Ed Note: This post is not a news post; but this post is a result of having the privilege of an internet soap box and I'm going to use it today, if only for my own sake. If you want links today, I'm sure you can get out on the interwebs and find as many articles as you want to read.
Last night, the Buffalo Sabres went out with a whimper, in a fashion I think most Sabres fans would describe as "our worst nightmare," but this post isn't about that. Today I'm sure you'll read plenty of articles about the Sabres, or the Flyers, or Ryan Miller, or Danny Briere, or Thomas Vanek, or any one of 40 players. But this post is not about them.
This post is about the 2010-2011 Buffalo Sabres and about fandom in general. Although it was difficult to summon last night, and you may not be able to remember it just a day after, this Sabres team represented something that is rare in sports; they represented belief -- and not just belief but true belief, a belief which only graces a team every so often, and a belief which most of us were as Sabres fans, this season, lucky enough to experience.
As a sports fan, you get worn down year after year by rooting for a team that doesn't win, and Mets, Lions, Timberwolves fans and others can relate to this. (People in New York, Boston, Los Angeles, and other giant cities can totally ignore this statement because they each win a major sports championship every 10 years or less. Also, most major cities in the US have won at least 1 title in some sport, so they can ignore this too. I'm talking to you, Tampa Bay, Raleigh, Detroit, all of California, Dallas, etc.)
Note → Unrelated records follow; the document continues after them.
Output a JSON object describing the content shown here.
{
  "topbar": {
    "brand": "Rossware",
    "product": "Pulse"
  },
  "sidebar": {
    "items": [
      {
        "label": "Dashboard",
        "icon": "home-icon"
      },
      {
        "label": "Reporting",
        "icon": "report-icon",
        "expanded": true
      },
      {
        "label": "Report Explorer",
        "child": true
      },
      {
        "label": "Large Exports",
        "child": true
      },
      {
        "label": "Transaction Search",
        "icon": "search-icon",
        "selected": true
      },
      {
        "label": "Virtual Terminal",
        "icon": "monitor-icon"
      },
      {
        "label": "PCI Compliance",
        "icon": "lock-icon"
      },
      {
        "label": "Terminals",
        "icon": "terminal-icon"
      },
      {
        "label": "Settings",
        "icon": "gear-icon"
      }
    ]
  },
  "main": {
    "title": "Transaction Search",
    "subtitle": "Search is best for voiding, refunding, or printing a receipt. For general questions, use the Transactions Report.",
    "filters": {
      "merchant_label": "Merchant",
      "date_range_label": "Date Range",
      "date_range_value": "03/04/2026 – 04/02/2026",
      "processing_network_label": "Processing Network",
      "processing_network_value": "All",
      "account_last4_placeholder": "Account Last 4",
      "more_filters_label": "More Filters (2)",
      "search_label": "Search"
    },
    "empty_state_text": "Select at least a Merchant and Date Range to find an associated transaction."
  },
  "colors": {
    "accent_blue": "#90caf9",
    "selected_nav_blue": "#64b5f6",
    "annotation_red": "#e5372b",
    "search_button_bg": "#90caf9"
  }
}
I wrote about the idea of sports innocence earlier this year, how fleeting it is, and how lucky Sabres fans were to get that back this season; a rare gift indeed. Fans just don't dive in headfirst to a plaoyff team because they're in the playoffs, most fans older than 14 need a reason to believe beyond "anything can happen," and this year it was a combination of Terry Pegula, Rick Martin and Jim Kelley, an incredible turnaround from 15th place in the East to 7th, and the emergence of young players such as Enroth, Ennis, Gragnani and Gerbe that gave us that belief. Belief that a new owner can change an entire city, belief that somehow, some way, this might be our year, belief that an undermanned seventh seed can win a Cup.
This belief -- some fans might call it magic -- is difficult to capture. The 2006-2007 team didn't have it even though they won the President's Trophy. The 2009-2010 team didn't have it even though they won the division. But this team... to me this team had "it."
I won't go into what "it" is, though suffice to say you don't get it every year. That fact combined with the fact that your team doesn't seem "right" each and every playoff series means that as an adult you can't throw yourself 100% behind a sports team every year simply because it requires too much energy. The excuses are many: the chemistry's not there, they've got injuries, they're coasting in -- whatever it is, this year they just don't have "it." It's easier to be the Negative Nancy who says "I told you so" when the team is knocked out than to have your heart broken every year.
Whatever your reason is, it's simply impossible to dive headfirst into every single playoff series. I don't know about you, but I dove in headfirst with the Sabres this year, and the reason why this hurts more than last year's division win, why this hurts more than the 2006-2007 President's Trophy loss. It was a magical season, much like the 2005-2006 team -- anything was possible and I believed in the power of Pegula, Rico, and any other hockey deity than cared to make an appearance.
And the thing is, you only get so many of those seasons. Some teams get more than others, but I bet even the luckiest senior citizen can count on two hands the number of times they've been swept away by a team of theirs.
And that's why this loss stings more than most -- because this was one of those special times. One of those precious, incredibly unexpected seasons where I let down my Buffalo Sports guard and went in 100%, and I know many of you did as well.
That's why today there are no links to last night's game. There's no links to the series. Many people in the MSM and the blogosphere will be trashing Buffalo for an extremely poor Game Seven performance, which they completely deserve. But to link to those moments right now would tarnish the incredibly positive memories I've accumulated over the past five months. And to me, that's not worth it. Not even close.
As much as tonight hurts, and will hurt most likely for the rest of my adult life, I'm grateful for the hurt -- why? Because Buffalo was once in dead last place in the entire NHL and we were talking more about draft picks than playoffs; back in December we didn't stand a snowball's chance in Hell of even making it this far. The fact that this team took one of the three best squads in the NHL to Game Seven at this stage in their development is proof enough to me that the future is bright in Buffalo, the brightest it's been in a decade.
And that's something that we shouldn't mourn, but that we should celebrate today. Let's go, Buffalo. Now, and always.